In 1973, two writers at The Des Moines Register rolled out the world’s largest bicycle ride. The week-long Register’s Annual Great Bicycle Ride Across Iowa averages 471 miles and has attracted 223,650 bicyclists.
The Steamboat Bertrand, bound from St. Louis for the Montana gold fields, sank in the Missouri River in 1865. The recovered hull and cargo are exhibits at the DeSoto National Wildlife Refuge in Missouri Valley (pop. 2,992).
Robert Lucas, former governor of Ohio, served as the first territorial governor of Iowa from 1838 to 1841 and built his retirement home, Plum Grove, in 1844 in Iowa City (pop. 62,220).
DeWayne “Tiny” Lund, born in Harlan (pop. 5,282), won the Daytona 500 race in 1963 with an average speed of 151 mph on a single set of tires.
The 1918 Woodbury County Courthouse in Sioux City is the nation’s largest public building designed in the Prairie style of architecture developed by Frank Lloyd Wright.
In 1977, Janet Guthrie, born in Iowa City, became the first woman to race in the Indianapolis 500 and the Daytona 500.
The nation’s first female lawyer, Arabella Babb Mansfield, was born May 23, 1846, near Burlington (pop. 26,839), and was admitted to the Iowa bar in 1869.
In 1998, residents of Dyersville (pop. 4,035) gained national attention by collectively losing 3,998 pounds in 10 weeks.
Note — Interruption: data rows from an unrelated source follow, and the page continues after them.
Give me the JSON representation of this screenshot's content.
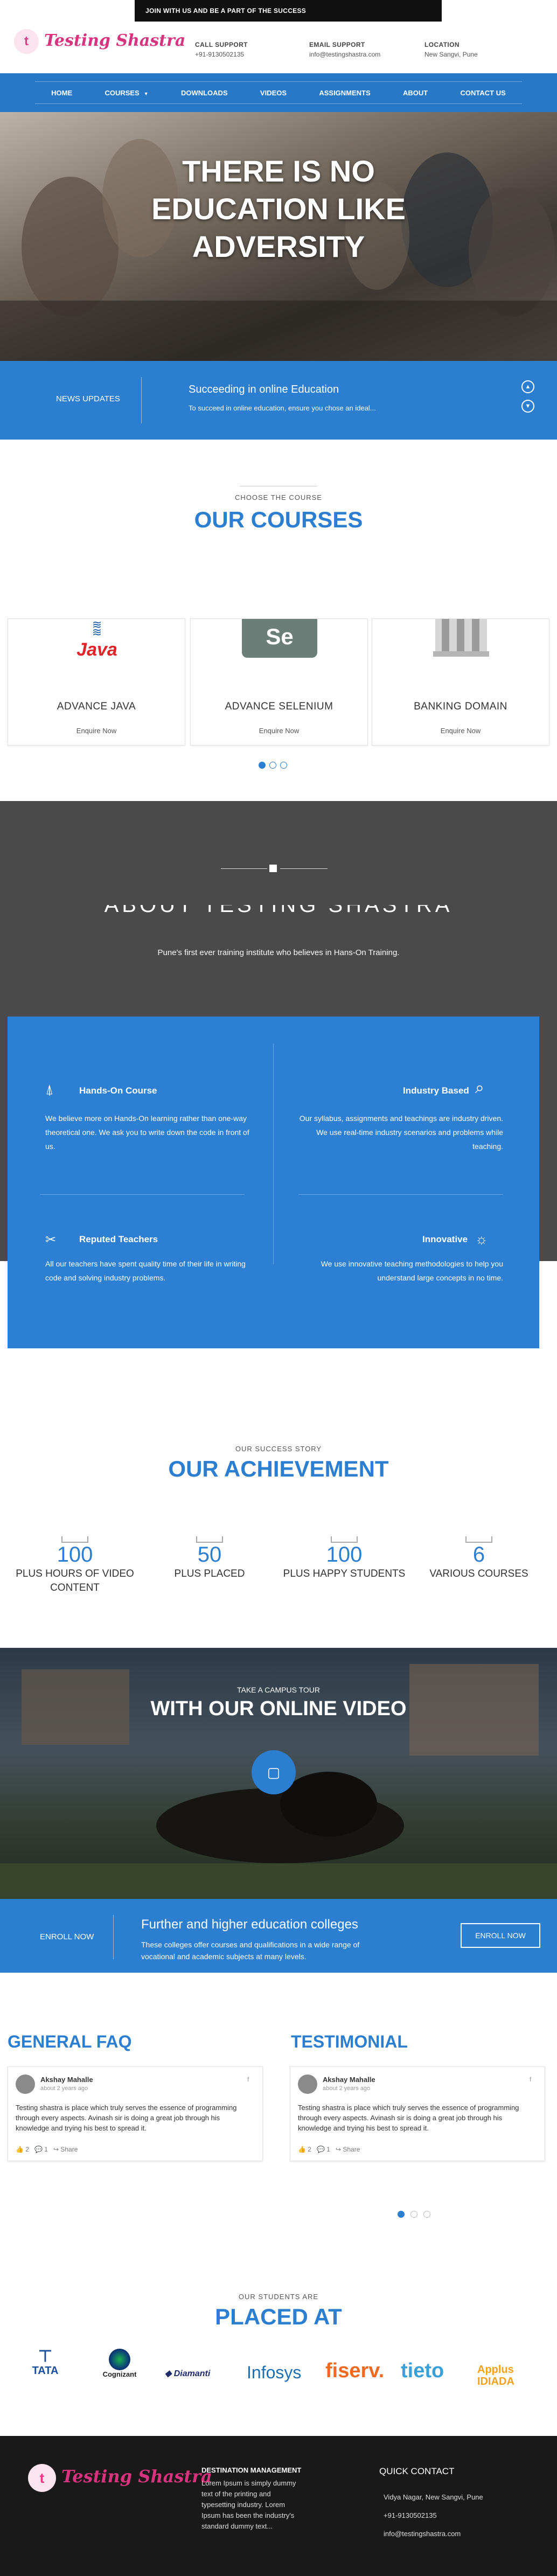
{
  "topbar": {
    "text": "JOIN WITH US AND BE A PART OF THE SUCCESS"
  },
  "header": {
    "logo_text": "Testing Shastra",
    "support": {
      "label": "CALL SUPPORT",
      "value": "+91-9130502135"
    },
    "email": {
      "label": "EMAIL SUPPORT",
      "value": "info@testingshastra.com"
    },
    "location": {
      "label": "LOCATION",
      "value": "New Sangvi, Pune"
    }
  },
  "nav": [
    "HOME",
    "COURSES",
    "DOWNLOADS",
    "VIDEOS",
    "ASSIGNMENTS",
    "ABOUT",
    "CONTACT US"
  ],
  "hero": {
    "line1": "THERE IS NO",
    "line2": "EDUCATION LIKE",
    "line3": "ADVERSITY"
  },
  "news": {
    "label": "NEWS UPDATES",
    "title": "Succeeding in online Education",
    "text": "To succeed in online education, ensure you chose an ideal..."
  },
  "courses": {
    "sub": "CHOOSE THE COURSE",
    "title": "OUR COURSES",
    "items": [
      {
        "name": "ADVANCE JAVA",
        "button": "Enquire Now",
        "logo": "Java"
      },
      {
        "name": "ADVANCE SELENIUM",
        "button": "Enquire Now",
        "logo": "Se"
      },
      {
        "name": "BANKING DOMAIN",
        "button": "Enquire Now",
        "logo": "bank-icon"
      }
    ]
  },
  "about": {
    "title": "ABOUT TESTING SHASTRA",
    "subtitle": "Pune's first ever training institute who believes in Hans-On Training.",
    "features": [
      {
        "title": "Hands-On Course",
        "text": "We believe more on Hands-On learning rather than one-way theoretical one. We ask you to write down the code in front of us."
      },
      {
        "title": "Industry Based",
        "text": "Our syllabus, assignments and teachings are industry driven. We use real-time industry scenarios and problems while teaching."
      },
      {
        "title": "Reputed Teachers",
        "text": "All our teachers have spent quality time of their life in writing code and solving industry problems."
      },
      {
        "title": "Innovative",
        "text": "We use innovative teaching methodologies to help you understand large concepts in no time."
      }
    ]
  },
  "achievement": {
    "sub": "OUR SUCCESS STORY",
    "title": "OUR ACHIEVEMENT",
    "items": [
      {
        "num": "100",
        "label": "PLUS HOURS OF VIDEO CONTENT"
      },
      {
        "num": "50",
        "label": "PLUS PLACED"
      },
      {
        "num": "100",
        "label": "PLUS HAPPY STUDENTS"
      },
      {
        "num": "6",
        "label": "VARIOUS COURSES"
      }
    ]
  },
  "video": {
    "sub": "TAKE A CAMPUS TOUR",
    "title": "WITH OUR ONLINE VIDEO"
  },
  "enroll": {
    "label": "ENROLL NOW",
    "title": "Further and higher education colleges",
    "text": "These colleges offer courses and qualifications in a wide range of vocational and academic subjects at many levels.",
    "button": "ENROLL NOW"
  },
  "faq": {
    "title": "GENERAL FAQ"
  },
  "testimonial": {
    "title": "TESTIMONIAL"
  },
  "posts": [
    {
      "name": "Akshay Mahalle",
      "time": "about 2 years ago",
      "text": "Testing shastra is place which truly serves the essence of programming through every aspects. Avinash sir is doing a great job through his knowledge and trying his best to spread it.",
      "likes": "2",
      "comments": "1",
      "share": "Share"
    },
    {
      "name": "Akshay Mahalle",
      "time": "about 2 years ago",
      "text": "Testing shastra is place which truly serves the essence of programming through every aspects. Avinash sir is doing a great job through his knowledge and trying his best to spread it.",
      "likes": "2",
      "comments": "1",
      "share": "Share"
    }
  ],
  "placed": {
    "sub": "OUR STUDENTS ARE",
    "title": "PLACED AT",
    "clients": [
      "TATA",
      "Cognizant",
      "Diamanti",
      "Infosys",
      "fiserv.",
      "tieto",
      "Applus IDIADA"
    ]
  },
  "footer": {
    "logo_text": "Testing Shastra",
    "dest_title": "DESTINATION MANAGEMENT",
    "dest_text": "Lorem Ipsum is simply dummy text of the printing and typesetting industry. Lorem Ipsum has been the industry's standard dummy text...",
    "contact_title": "QUICK CONTACT",
    "address": "Vidya Nagar, New Sangvi, Pune",
    "phone": "+91-9130502135",
    "email": "info@testingshastra.com"
  },
  "colors": {
    "accent": "#2b7ed0",
    "brand_pink": "#d8337e",
    "dark": "#191919"
  }
}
Their Fight the Fat campaign inspired a book, The Town that Lost a Ton.
In 1906, schoolchildren in Clarion (pop. 2,968) gave four-leaf clovers to Superintendent O.H. Benson during a visit and inspired the emblem for the area’s agriculture clubs: 4-H.
The Quakers of Henry County provided much help on the Underground Railway, and one of their stations—the Lewelling House, with its trap door and hidden tunnel, in Salem (pop. 464)—is open to the public.
Fort Madison, the first U.S. fort on the upper Mississippi, was built in 1808 and abandoned in 1813 due to constant Indian harassment. In 1965, part of the cellar of one blockhouse was uncovered by chance in a parking lot in what is now the city of Fort Madison (pop. 10,715).
The Winnebago County Fair was judged “one of the best in the Midwest” in the May/June 2000 issue of Home and Away, the magazine of the American Automobile Association.
The Sheldon High School Summer Theatre in Sheldon (pop. 4,937) lays claim to being the only high school repertory theater in Iowa, and one of only a few in the nation that presents a different play for each week in June and July.
The International Wrestling Institute and Museum is located in Newton (pop. 14,789). Former professional wrestler and Minnesota governor Jesse Ventura was among its 2003 Hall of Fame inductees.
Keokuk (pop. 11,427) was home at various times to John Wayne, Roger Maris, and Samuel Clemens.
The Des Moines Register has been published since 1849, and bills itself as “The newspaper Iowa depends upon.”
The National Sprint Car Hall of Fame and Museum in Knoxville (pop. 7,731) is dedicated to preserving the history of sprint car racing.
Snake Alley in Burlington (pop. 28,839), a block-long brick road laid out in 1894, is dubbed the most crooked street in the world by Ripley’s Believe It or Not. It has five half-circle turns, and two quarter-turns within its 275 feet.
Every farmer in the state grows enough food and fiber on average to feed 279 people.